You have come to the right place to find other chileheads with a heat tolerance like yours.
Regarding your OP, I think you are eliminating a ton of sauces without really understanding how all those ingredients can be used to make a blazing hot sauce.
Have you heard of-
High river sauces
Just to name a few that I know make blistering sauces.
I have one in the arsenal made with 7 pot Jonah and moruga scorpion.
it also has brown sugar, pineapple juice and ginger. It also has something made with 16mil crystalline capsaicin, not extract. You probably wouldn't even consider it. Shame...
Look up.those other sauce companies. They have sauces made with some of the hottest peppers. -coughnothabaneroscough-
I think when you find some sauces made by the great sauce craftsmen and women here on thp and also on some fb groups, you will realize there are tasty super hot sauces that will put you in the fetal position sweating bullets. In a good way..
Edit-spelling. GrrRrrr fricking autospel
I am well versed in how ingredients interact with each other in different amount and preparations, not limited to hot sauce. That's what i base my standards on.
I want a sauce that is clean and whole, that uses as few refined ingredients as possible.
It's so easy to make a sauce that is blazing hot, just throw extract in. It's easy to make a sauce that is sweet. just add sugar. Make it thicker, xanthan gum.
That's not needed. If the sauce isn't hot enough, use hotter peppers. If you need more sweet, fruit juices. Not thick enough? Cook it down.

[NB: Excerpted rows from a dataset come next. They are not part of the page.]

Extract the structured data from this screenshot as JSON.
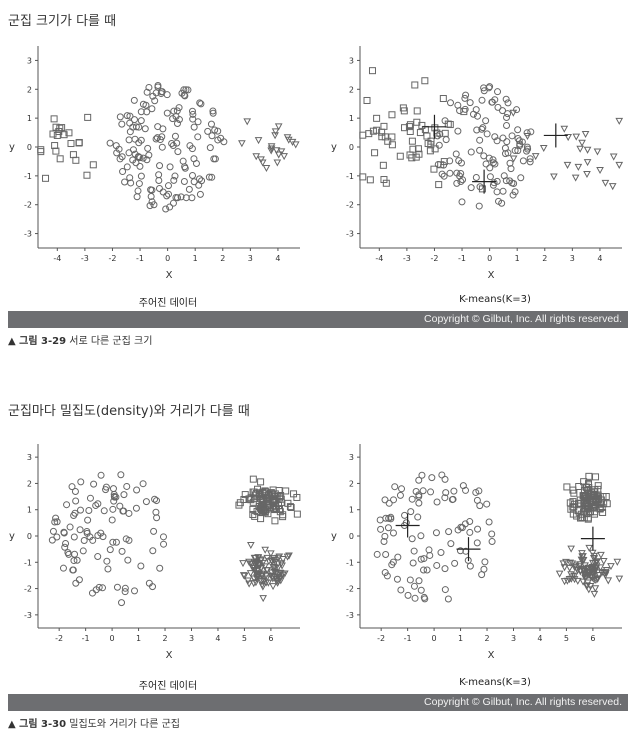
{
  "section1": {
    "title": "군집 크기가 다를 때",
    "subcaptions": [
      "주어진 데이터",
      "K-means(K=3)"
    ],
    "copyright": "Copyright © Gilbut, Inc. All rights reserved.",
    "fig_label": "▲ 그림 3-29",
    "fig_text": "서로 다른 군집 크기"
  },
  "section2": {
    "title": "군집마다 밀집도(density)와 거리가 다를 때",
    "subcaptions": [
      "주어진 데이터",
      "K-means(K=3)"
    ],
    "copyright": "Copyright © Gilbut, Inc. All rights reserved.",
    "fig_label": "▲ 그림 3-30",
    "fig_text": "밀집도와 거리가 다른 군집"
  },
  "chart_data": [
    {
      "type": "scatter",
      "panel": "주어진 데이터",
      "xlabel": "X",
      "ylabel": "y",
      "xlim": [
        -4.7,
        4.8
      ],
      "ylim": [
        -3.5,
        3.5
      ],
      "xticks": [
        -4,
        -3,
        -2,
        -1,
        0,
        1,
        2,
        3,
        4
      ],
      "yticks": [
        -3,
        -2,
        -1,
        0,
        1,
        2,
        3
      ],
      "grid": false,
      "point_color": "#666666",
      "series": [
        {
          "marker": "square",
          "center": [
            -3.8,
            0.0
          ],
          "count": 23,
          "spread": [
            0.55,
            0.5
          ]
        },
        {
          "marker": "circle",
          "center": [
            0.0,
            0.0
          ],
          "count": 150,
          "spread": [
            1.6,
            1.5
          ]
        },
        {
          "marker": "triangle",
          "center": [
            3.8,
            0.0
          ],
          "count": 22,
          "spread": [
            0.45,
            0.45
          ]
        }
      ]
    },
    {
      "type": "scatter",
      "panel": "K-means(K=3)",
      "xlabel": "X",
      "ylabel": "y",
      "xlim": [
        -4.7,
        4.8
      ],
      "ylim": [
        -3.5,
        3.5
      ],
      "xticks": [
        -4,
        -3,
        -2,
        -1,
        0,
        1,
        2,
        3,
        4
      ],
      "yticks": [
        -3,
        -2,
        -1,
        0,
        1,
        2,
        3
      ],
      "grid": false,
      "point_color": "#666666",
      "series": [
        {
          "marker": "square",
          "center": [
            -3.0,
            0.3
          ],
          "count": 60,
          "spread": [
            1.1,
            0.8
          ]
        },
        {
          "marker": "circle",
          "center": [
            -0.2,
            0.0
          ],
          "count": 110,
          "spread": [
            1.3,
            1.5
          ]
        },
        {
          "marker": "triangle",
          "center": [
            3.2,
            0.0
          ],
          "count": 25,
          "spread": [
            0.9,
            0.7
          ]
        }
      ],
      "centroids": [
        [
          -2.0,
          0.7
        ],
        [
          -0.2,
          -1.2
        ],
        [
          2.4,
          0.4
        ]
      ]
    },
    {
      "type": "scatter",
      "panel": "주어진 데이터",
      "xlabel": "X",
      "ylabel": "y",
      "xlim": [
        -2.8,
        7.1
      ],
      "ylim": [
        -3.5,
        3.5
      ],
      "xticks": [
        -2,
        -1,
        0,
        1,
        2,
        3,
        4,
        5,
        6
      ],
      "yticks": [
        -3,
        -2,
        -1,
        0,
        1,
        2,
        3
      ],
      "grid": false,
      "point_color": "#666666",
      "series": [
        {
          "marker": "circle",
          "center": [
            0.0,
            0.0
          ],
          "count": 100,
          "spread": [
            1.7,
            1.8
          ]
        },
        {
          "marker": "square",
          "center": [
            5.8,
            1.3
          ],
          "count": 100,
          "spread": [
            0.4,
            0.35
          ]
        },
        {
          "marker": "triangle",
          "center": [
            5.8,
            -1.3
          ],
          "count": 100,
          "spread": [
            0.4,
            0.35
          ]
        }
      ]
    },
    {
      "type": "scatter",
      "panel": "K-means(K=3)",
      "xlabel": "X",
      "ylabel": "y",
      "xlim": [
        -2.8,
        7.1
      ],
      "ylim": [
        -3.5,
        3.5
      ],
      "xticks": [
        -2,
        -1,
        0,
        1,
        2,
        3,
        4,
        5,
        6
      ],
      "yticks": [
        -3,
        -2,
        -1,
        0,
        1,
        2,
        3
      ],
      "grid": false,
      "point_color": "#666666",
      "series": [
        {
          "marker": "circle",
          "center": [
            0.0,
            0.0
          ],
          "count": 100,
          "spread": [
            1.7,
            1.8
          ]
        },
        {
          "marker": "square",
          "center": [
            5.8,
            1.3
          ],
          "count": 100,
          "spread": [
            0.4,
            0.35
          ]
        },
        {
          "marker": "triangle",
          "center": [
            5.8,
            -1.3
          ],
          "count": 100,
          "spread": [
            0.4,
            0.35
          ]
        }
      ],
      "centroids": [
        [
          -1.0,
          0.4
        ],
        [
          1.3,
          -0.5
        ],
        [
          6.0,
          -0.1
        ]
      ]
    }
  ]
}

The crafting comes in the blending of peppers and herbs and other whole ingredients. The challenge is to not use refined products but search out ingredients that have flavor profiles that support the heat and tang of the pepper and vinegar.
That being said, extracts, sugars, preservatives, thickers, and all that, are inexpensive so yea, if you don't go the route of whole ingredients, you can make a $5 bottle of sauce and it can taste great. Reapers and Scorpions are more expensive than habaneros. Heat energy to cook down a sauce costs time and money. Preservatives make a product so it can sit in a warehouse longer...i'm just not into that.
I have experimented, researched, and thought about these things and that is the conclusion i have come to.